The challenge for the next period is to publish the newspaper online. Most do not have computers or laptops at home, and Diana says they would need at least three to four computers in the classroom to be able to work in teams.

She will turn to her business acquaintances to get them through donations, as she did during the pandemic, when she received several tablets and a laptop so that students could do online school.

With the thought, on the map of Europe

Diana is extremely involved in the lives of her students and has so far organized two summer schools in Chitila. In the 2023 edition, he made an imaginary trip to Europe with the students, and every day the children looked for a country on the map and talked about its capital, about the language, customs and traditions there, about geography, food and any other information at which the little ones had access to.

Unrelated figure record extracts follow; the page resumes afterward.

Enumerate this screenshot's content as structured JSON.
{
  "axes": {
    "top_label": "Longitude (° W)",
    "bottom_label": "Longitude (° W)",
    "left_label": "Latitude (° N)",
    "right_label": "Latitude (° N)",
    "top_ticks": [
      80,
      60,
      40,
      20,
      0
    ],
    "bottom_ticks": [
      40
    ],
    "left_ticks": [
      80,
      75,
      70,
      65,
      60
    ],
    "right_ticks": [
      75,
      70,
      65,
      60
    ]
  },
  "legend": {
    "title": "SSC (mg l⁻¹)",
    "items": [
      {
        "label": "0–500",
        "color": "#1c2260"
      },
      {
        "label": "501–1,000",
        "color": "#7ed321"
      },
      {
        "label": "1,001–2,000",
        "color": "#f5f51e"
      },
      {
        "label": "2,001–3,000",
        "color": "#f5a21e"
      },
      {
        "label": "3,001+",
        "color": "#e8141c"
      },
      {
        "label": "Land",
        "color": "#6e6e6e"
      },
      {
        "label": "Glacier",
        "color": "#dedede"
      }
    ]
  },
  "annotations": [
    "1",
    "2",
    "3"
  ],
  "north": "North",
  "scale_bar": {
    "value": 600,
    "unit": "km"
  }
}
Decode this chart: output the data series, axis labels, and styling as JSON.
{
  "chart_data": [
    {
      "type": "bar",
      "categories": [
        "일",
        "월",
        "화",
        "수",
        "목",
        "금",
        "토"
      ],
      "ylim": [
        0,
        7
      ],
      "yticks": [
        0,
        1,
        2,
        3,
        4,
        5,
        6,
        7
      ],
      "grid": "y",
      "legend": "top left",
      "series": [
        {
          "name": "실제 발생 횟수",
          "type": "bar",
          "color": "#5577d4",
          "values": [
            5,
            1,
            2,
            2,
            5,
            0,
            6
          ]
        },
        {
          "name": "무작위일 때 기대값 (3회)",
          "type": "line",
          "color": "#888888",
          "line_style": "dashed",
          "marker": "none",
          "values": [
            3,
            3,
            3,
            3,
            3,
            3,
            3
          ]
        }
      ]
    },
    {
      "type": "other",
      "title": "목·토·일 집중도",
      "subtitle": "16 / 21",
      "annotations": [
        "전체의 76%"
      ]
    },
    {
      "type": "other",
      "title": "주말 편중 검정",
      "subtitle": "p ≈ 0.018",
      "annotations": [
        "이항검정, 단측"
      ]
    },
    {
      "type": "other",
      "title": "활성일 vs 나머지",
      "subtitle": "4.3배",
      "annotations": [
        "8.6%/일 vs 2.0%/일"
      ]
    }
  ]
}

In 2024, he organized a theater show designed and performed by students also at the summer school, in which he also involved the local community: parents, fellow chancellors and an actress and acting trainer.

DIANA BLÍNDA PHOTO GALLERY

“They built a play based on their favorite characters. We also brought a music teacher, who composed a song for them, which they performed at the end of the play”explains the teacher, who developed the little ones' creativity, imagination and team spirit, but also taught them how to overcome their fear of speaking in public.

She does not know how long she will remain a teacher, but if at some point she decides to return to business, she says she will do entrepreneurship in education. Until then, the children in the classroom are the priority and she wants them to always push their limits and dare to dream: “First of all, I want my students to have courage and to know themselves very well, to know what they can and cannot do, what they want and how to relate to others.”